Adult Income dataset. I asked TabPFN and XGBoost to create a classification model on this dataset to predict income > 50K and report AUC, accuracy, F1 score, precision, recall, specificity, and execution time. In the case of XGBoost, I split the data into 75% train/25% test, 10-fold cross-validation, and used grid search to optimize the algorithm. No preprocessing was undertaken for either approach. File size = 5.3 MB. In this example, XGBoost was associated with higher accuracy, F1 score, recall, and specificity, but TabPFN was associated with a higher AUC and precision. Click the table to expand.
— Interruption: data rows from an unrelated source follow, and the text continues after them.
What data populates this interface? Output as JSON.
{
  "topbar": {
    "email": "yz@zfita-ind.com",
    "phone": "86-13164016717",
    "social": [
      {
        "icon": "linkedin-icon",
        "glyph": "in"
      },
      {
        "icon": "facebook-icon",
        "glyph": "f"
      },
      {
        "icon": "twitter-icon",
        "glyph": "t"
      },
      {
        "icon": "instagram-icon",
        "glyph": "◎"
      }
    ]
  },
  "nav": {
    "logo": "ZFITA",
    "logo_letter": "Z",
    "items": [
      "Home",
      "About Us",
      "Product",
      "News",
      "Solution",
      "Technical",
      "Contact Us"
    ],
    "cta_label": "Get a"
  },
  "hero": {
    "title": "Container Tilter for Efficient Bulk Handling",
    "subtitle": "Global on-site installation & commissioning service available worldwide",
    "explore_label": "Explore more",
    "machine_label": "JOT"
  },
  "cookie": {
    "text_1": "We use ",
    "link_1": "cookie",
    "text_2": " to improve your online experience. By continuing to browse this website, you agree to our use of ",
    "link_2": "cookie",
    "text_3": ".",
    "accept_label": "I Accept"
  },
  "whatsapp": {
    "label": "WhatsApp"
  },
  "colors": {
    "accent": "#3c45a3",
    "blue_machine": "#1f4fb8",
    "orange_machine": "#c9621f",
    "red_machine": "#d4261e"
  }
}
Framingham Heart Study. I asked TabPFN and XGBoost to create a classification model on this dataset to predict the 10-year risk of coronary heart disease and report AUC, accuracy, F1 score, precision, recall, specificity, and execution time. In the case of XGBoost, I split the data into 75% train/25% test and used grid search to optimize the algorithm. No preprocessing was undertaken for either approach. File size = 192 KB. This dataset has missing data, and there is a class imbalance, as only 15% of subjects developed heart disease at 10 years. The results are similar for the two approaches, and the results reflect the known class imbalance, with low recall and high specificity.
Heart Disease Cleveland. A classification model was created based on this dataset to predict heart disease and report AUC, accuracy, F1 score, precision, recall, specificity, and execution time on test data. . All patients had multiple tests, including cardiac catheterization and stress testing. I first ran the model using TabPFN in Vizly with no preprocessing. Using multiple other classification algorithms as noted in the table below, I split the data into 75% train/25% test. No preprocessing was undertaken for either approach. 10-fold cross-validation was used, along with grid search. File size = 24 KB. This dataset has only three missing data points and no class imbalance. For this dataset, logistic regression was the overall winner, and all algorithms executed quicker than TabPFN.
Boston Housing Dataset. The outcome is sales price, so this is a regression model. For the algorithms used, I requested the performance metrics be reported on the test data as MSE, RMSE, MAE, R squared, and execution time. For non-TabPFN algorithms, I requested that the data be split into 75% training and 25% testing, plus using 10-fold cross-validation. File size = 38 KB. In this example, TabPFN performed the best, followed by XGBoost.
Conclusions
This rudimentary evaluation of TabPFN suggests it does perform very well and often equals or exceeds xgboost, which is one of the most competitive algorithms used for predictive analytics. It is worth noting that TabPFN had the slowest execution times, which could be an issue with larger datasets. The authors clearly state the TabPFN is indicated for datasets with less than 10k rows and fewer than 500 columns, which is adequate for many research and educational projects.
It is not known whether this new deep learning method is better with common data challenges, such as class imbalance, multicollinearity, missing data, outliers, and so forth. I look forward to future academic publications addressing these questions.